На тренировках по выживанию это называлось «принцип попутчика». Ты не должен быть быстрее хищника, ты должен лишь обогнать того, кто рядом. Этот принцип действует среди зебр и антилоп. Теперь к нему должны привыкнуть и люди.
Лейстер открыл рюкзак Чака, чтобы разделить его вещи. Преодолевая скованность, обыскал его карманы в поисках вещей, которые бы им пригодились. Затем снял с тела ремень и ботинки. Пока они не научатся выделывать кожу, нужно дорожить даже разбитой обувью.
– Я нашла компас, – сказала Тамара. Лейстер озадаченно потряс головой, и она пояснила: – Ты уронил его. Я подобрала.
Она протянула ему компас и снова заплакала.
– В ручье полно камней. Нужно сложить над Чаком курган, – тихо сказал Лейстер. – Не обязательно красивый, главное – оградить тело от хищников.
Тамара вытерла глаза.
– Может, наоборот, оставить все как есть? Неплохое погребение для палеонтолога – стать пищей для динозавров.
– Это подошло бы нам с тобой. Но Чак – геолог. Он заслужил свои камни.
Лейстер не знал, сколько миль они с Тамарой отшагали до наступления ночи. Меньше, чем планировали утром. Больше, чем можно было ожидать в сложившихся обстоятельствах. Шли молча, без эмоций, без устали. Позднее палеонтолог даже не мог вспомнить – остерегались ли они хищников.
Перед тем как остановиться на ночлег, Лейстер позвонил Далджит и Джамалу. Он не ощущал ни сил, ни желания с ними разговаривать, но делать было нечего.
– Послушай, – устало заговорил он с Далджит, – мы тут маленько подзадержались, будем чуть позже, чем планировали. Не волнуйтесь.
– Что случилось? – озабоченно спросила Далджит. – Надеюсь, вы не потеряли антибиотики?
– Антибиотики при нас. Я тебе потом все расскажу, хорошо? Сейчас просто будьте в курсе, что мы опоздаем, и не беспокойтесь.
– Понятно, но вы все-таки поторопитесь. У Джамала лихорадка, температура растет.
– Все, что мне нужно – это велосипед, – пробурчал в отдалении Джамал. – Неужели я прошу слишком многого?
– Да замолчи ты со своим велосипедом! Ну ладно, я прощаюсь. Поцелуй от меня Тамару и Чака, о'кей?
Лейстер вздрогнул.
– Обязательно.
Он спрятал телефон и вернулся к костру, от которого отходил подальше, чтобы случайно не выронить аппарат в огонь.
– Ты не сказал? – спросила Тамара.
– Не смог.
Лейстер сел рядом с ней.
– Успеем, когда придем. У нее и так достаточно поводов для волнения.

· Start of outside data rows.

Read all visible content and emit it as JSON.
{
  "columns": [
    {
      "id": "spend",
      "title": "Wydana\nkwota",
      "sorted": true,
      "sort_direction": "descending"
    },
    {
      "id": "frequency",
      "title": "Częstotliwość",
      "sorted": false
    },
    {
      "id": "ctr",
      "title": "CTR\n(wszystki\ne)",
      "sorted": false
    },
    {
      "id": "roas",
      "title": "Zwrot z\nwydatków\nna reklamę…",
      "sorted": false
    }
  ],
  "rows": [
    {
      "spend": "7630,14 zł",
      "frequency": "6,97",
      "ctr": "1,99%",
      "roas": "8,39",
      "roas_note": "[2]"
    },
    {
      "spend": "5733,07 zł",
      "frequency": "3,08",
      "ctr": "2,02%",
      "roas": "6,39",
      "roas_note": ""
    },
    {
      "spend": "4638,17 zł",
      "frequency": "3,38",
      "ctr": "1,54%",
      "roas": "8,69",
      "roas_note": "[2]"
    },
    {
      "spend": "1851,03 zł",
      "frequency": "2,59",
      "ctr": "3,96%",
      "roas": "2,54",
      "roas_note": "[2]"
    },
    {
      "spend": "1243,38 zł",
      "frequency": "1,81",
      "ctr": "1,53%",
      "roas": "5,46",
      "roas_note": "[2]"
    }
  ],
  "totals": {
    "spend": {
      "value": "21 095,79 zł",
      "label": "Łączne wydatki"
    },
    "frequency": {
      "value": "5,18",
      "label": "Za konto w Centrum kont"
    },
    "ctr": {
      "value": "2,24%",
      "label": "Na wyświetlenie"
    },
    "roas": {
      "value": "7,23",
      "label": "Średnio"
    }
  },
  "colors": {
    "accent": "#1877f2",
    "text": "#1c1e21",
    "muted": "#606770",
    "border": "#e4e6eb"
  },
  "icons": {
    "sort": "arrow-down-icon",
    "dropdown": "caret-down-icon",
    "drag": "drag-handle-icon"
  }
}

Они долго сидели молча, глядя, как пламя медленно пожирает дрова и превращается в угли. Потом Тамара произнесла:
– Я ложусь.
– Ложись, конечно, – ответил Лейстер. – А я посижу подумаю.
Он вслушивался в ночные звуки. Тихое попискивание летучих мышей и размеренный стрекот сверчков, тоскливый плач ночной птицы и завывание какого-то хищника. Звуки сплетались, смешивались, голоса динозавров и млекопитающих сливались в единый хор. Обычно эта ночная симфония успокаивала его.
Но не сегодня.
В скелете трицератопса более трех сотен костей. Брось их перед Лейстером бесформенной кучей, и за день он разберет их по порядку, от самой большой до самой мелкой. Лягут один за другим шестьдесят три позвонка, в одно целое превратится мозаика черепа. Разобраться с задними ногами будет, конечно, потруднее. Но он отсортирует кости стоп на две кучки по двадцать четыре в каждой, начав с первой по пятую костей плюсны, расположив фаланги по формуле 2—3—4—5—0 под ними, и накрыв все щиколоткой, состоящей из таранной, пяточной и трех предплюсневых костей. Передние ноги, напротив, очень просты: пять пястных костей, четырнадцать фаланг, расположенных по формуле 2—3—4—3—2 и три запястных. Умение расположить кости в нужном порядке с первого взгляда считалось среди палеонтологов довольно редким. Лейстер обладал им в полной мере.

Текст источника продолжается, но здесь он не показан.